Exceptional design and superb craftsmanship have been traditions in Ulli's family for many generations. The Kampelmann family appears to have originated in the Netherlands and spread into Westfallen, Germany at least four centuries ago. The family crafts included lerenbroekmaker (lederhosen maker) and master metal smithing. Ulli's mother's side of the family also comprised masters of high craftsmanship. Adolf Herman Pilz, her maternal great grandfather, a master coppersmith, founded his own factory with a handful of skilled craftsmen in Halle, Germany, the city where Ulli was eventually born. His son Otto developed his own skills in the field of metalworking and eventually surpassed his father in skill and design. Otto perfected a style of elaborate workmanship in metal, which to this day baffles the mind. (It is interesting to note that Georg Friedrich Handel, Halle's most famous hometown boy, was also the grandson of a master coppersmith) When Otto's daughter Elsa turned sixteen, she got her first job working in a jewelry and watch store in Halle. Elsa, Ulli's mother, had a fascination for the jewelry and watches that she dealt with each day and eventually passed this passion on to her daughter Ulli. Even Ulli's father, also a master smith, would fabricate intricate jewelry for Ulli. At five, Ulli would sit on a shelf overlooking her father's workbench contentedly watching him work for hours at a time. One of her favorite pastimes was to hold her father's wrist watch and see how long he would take to work a piece of metal or complete some small project. When Ulli was eight, she received her own West German wrist watch as a communion gift. Subsequently, while sitting in church she would test her ability to observe accurately the passage of time. She would note the time, turn the watch away, wait a set amount of time and then check the watch to see if her estimate of time passage was correct.
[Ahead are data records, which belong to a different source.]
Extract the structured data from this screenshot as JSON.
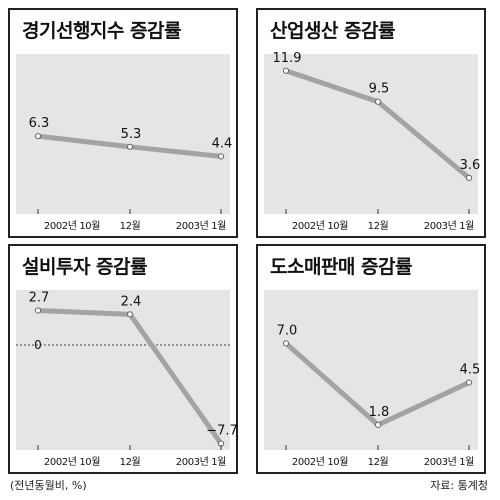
{
  "footer": {
    "unit_note": "(전년동월비, %)",
    "source": "자료: 통계청"
  },
  "chart_data": [
    {
      "type": "line",
      "title": "경기선행지수 증감률",
      "categories": [
        "2002년 10월",
        "12월",
        "2003년 1월"
      ],
      "values": [
        6.3,
        5.3,
        4.4
      ],
      "value_labels": [
        "6.3",
        "5.3",
        "4.4"
      ],
      "ylim": [
        -1,
        14
      ],
      "zero_line": false,
      "grid": false,
      "colors": {
        "line": "#a3a3a3",
        "plot_bg": "#e5e5e5"
      }
    },
    {
      "type": "line",
      "title": "산업생산 증감률",
      "categories": [
        "2002년 10월",
        "12월",
        "2003년 1월"
      ],
      "values": [
        11.9,
        9.5,
        3.6
      ],
      "value_labels": [
        "11.9",
        "9.5",
        "3.6"
      ],
      "ylim": [
        0.8,
        13.2
      ],
      "zero_line": false,
      "grid": false,
      "colors": {
        "line": "#a3a3a3",
        "plot_bg": "#e5e5e5"
      }
    },
    {
      "type": "line",
      "title": "설비투자 증감률",
      "categories": [
        "2002년 10월",
        "12월",
        "2003년 1월"
      ],
      "values": [
        2.7,
        2.4,
        -7.7
      ],
      "value_labels": [
        "2.7",
        "2.4",
        "−7.7"
      ],
      "ylim": [
        -8.2,
        4.3
      ],
      "zero_line": true,
      "zero_label": "0",
      "grid": false,
      "colors": {
        "line": "#a3a3a3",
        "plot_bg": "#e5e5e5"
      }
    },
    {
      "type": "line",
      "title": "도소매판매 증감률",
      "categories": [
        "2002년 10월",
        "12월",
        "2003년 1월"
      ],
      "values": [
        7.0,
        1.8,
        4.5
      ],
      "value_labels": [
        "7.0",
        "1.8",
        "4.5"
      ],
      "ylim": [
        0.2,
        10.4
      ],
      "zero_line": false,
      "grid": false,
      "colors": {
        "line": "#a3a3a3",
        "plot_bg": "#e5e5e5"
      }
    }
  ]
}
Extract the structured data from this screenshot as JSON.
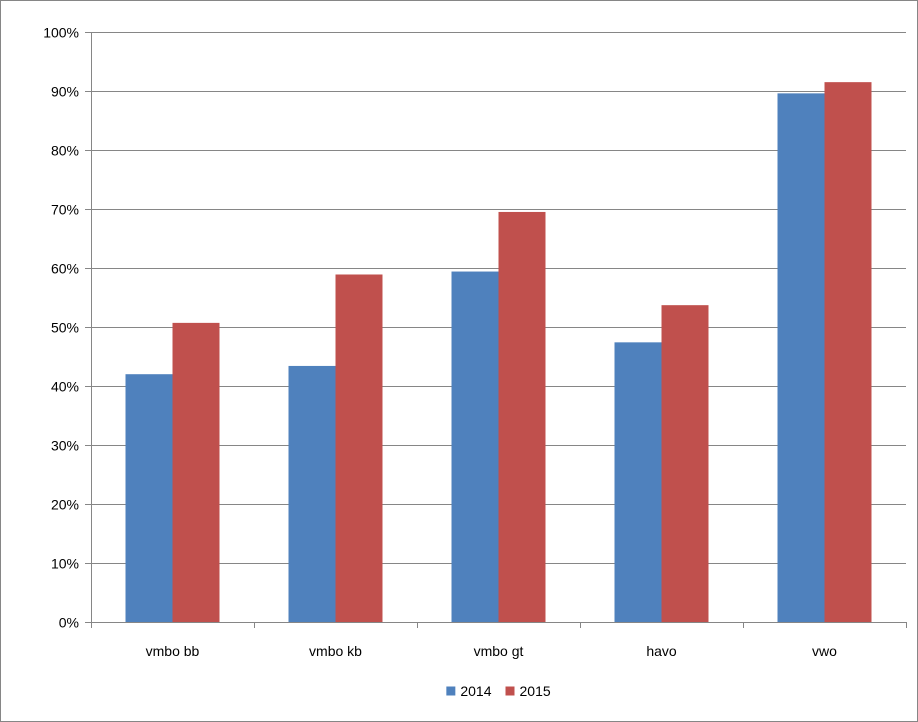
{
  "chart_data": {
    "type": "bar",
    "categories": [
      "vmbo bb",
      "vmbo kb",
      "vmbo gt",
      "havo",
      "vwo"
    ],
    "series": [
      {
        "name": "2014",
        "color": "#4F81BD",
        "values": [
          42.0,
          43.4,
          59.4,
          47.4,
          89.6
        ]
      },
      {
        "name": "2015",
        "color": "#C0504D",
        "values": [
          50.7,
          58.9,
          69.5,
          53.7,
          91.5
        ]
      }
    ],
    "ylim": [
      0,
      100
    ],
    "yticks": [
      0,
      10,
      20,
      30,
      40,
      50,
      60,
      70,
      80,
      90,
      100
    ],
    "ytick_format": "percent",
    "grid": true,
    "legend_position": "bottom"
  }
}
When Ulli was eleven, she learned jewelry-making from her mom. Since the Wall had gone up only two years before, materials were almost impossible to come by. The socialist government had driven most private craftsmen out of business. Therefore, Ulli resorted to bell wire as her only media with which to craft her designs. Nevertheless, as a pre-teen she earned her first income selling her self-made jewelry pieces to family and friends. Her sixth-grade teacher, Mrs. Krukow was one of Ulli's first customers with her purchase of an intricate copper necklace.
Much like her parents, Ulli was feeling the pinch against her freedom of expression imposed by the oppressive policies of the socialists. Not only had her father actively participated in the rebellion against communism that occurred on Ulli's first birthday, soon after her seventh birthday, her parents arranged to escape from East Germany but the plan failed. An acquaintance who was actually an informer for the Stasi, East Germany's secret police, guessed the Kampelmann's intentions and betrayed their plan to the authorities. Ulli and her mother successfully escaped to West Berlin but her father was captured and imprisoned for a year and a half for this "crime against the state". Ulli and her Mom dejectedly had to return home to Halle. As Ulli matured, so did her rebellious nature. She never shook the profound effect her father's imprisonment had on her. Although Ulli was fortunate to attend university and gain her master's degree in art and education, she bristled at the intellectual barriers the socialists cast in her way. Books abounded with examples of art from "artists" such as Willi Sitte and Diego Rivera, but any works by Salvadore Dali, Andy Warhol or any other "Western" artist was expressly forbidden. One Monday morning in August 1975, the director of the school where Ulli taught art received a telegram that simply stated, "Greetings from West Berlin! - Ulli Kampelmann". Ulli had beaten all odds and become one of the rare successful escapees from East Germany. Unfazed by the dramatic experience in the trunk of a friend's car, Ulli went on to continue her education in design and the visual arts in West Germany.
Soon after her arrival in Stuttgart, she began designing and creating costumes, crowns and other jewelry for the "royalty" on stage. However, she presently began to focus her artistic talents on modern art rather than design and she developed a career as a sculptor and painter. Ultimately, Ulli specialized in modern architectural flat glass art and achieved her success and fame. The German government recognized Ms. Kampelmann as the most successful female artist in the country. Now that Ulli has immigrated to the USA, she has returned her attention to her early passion for creating jewelry, specifically high-design luxury timepieces.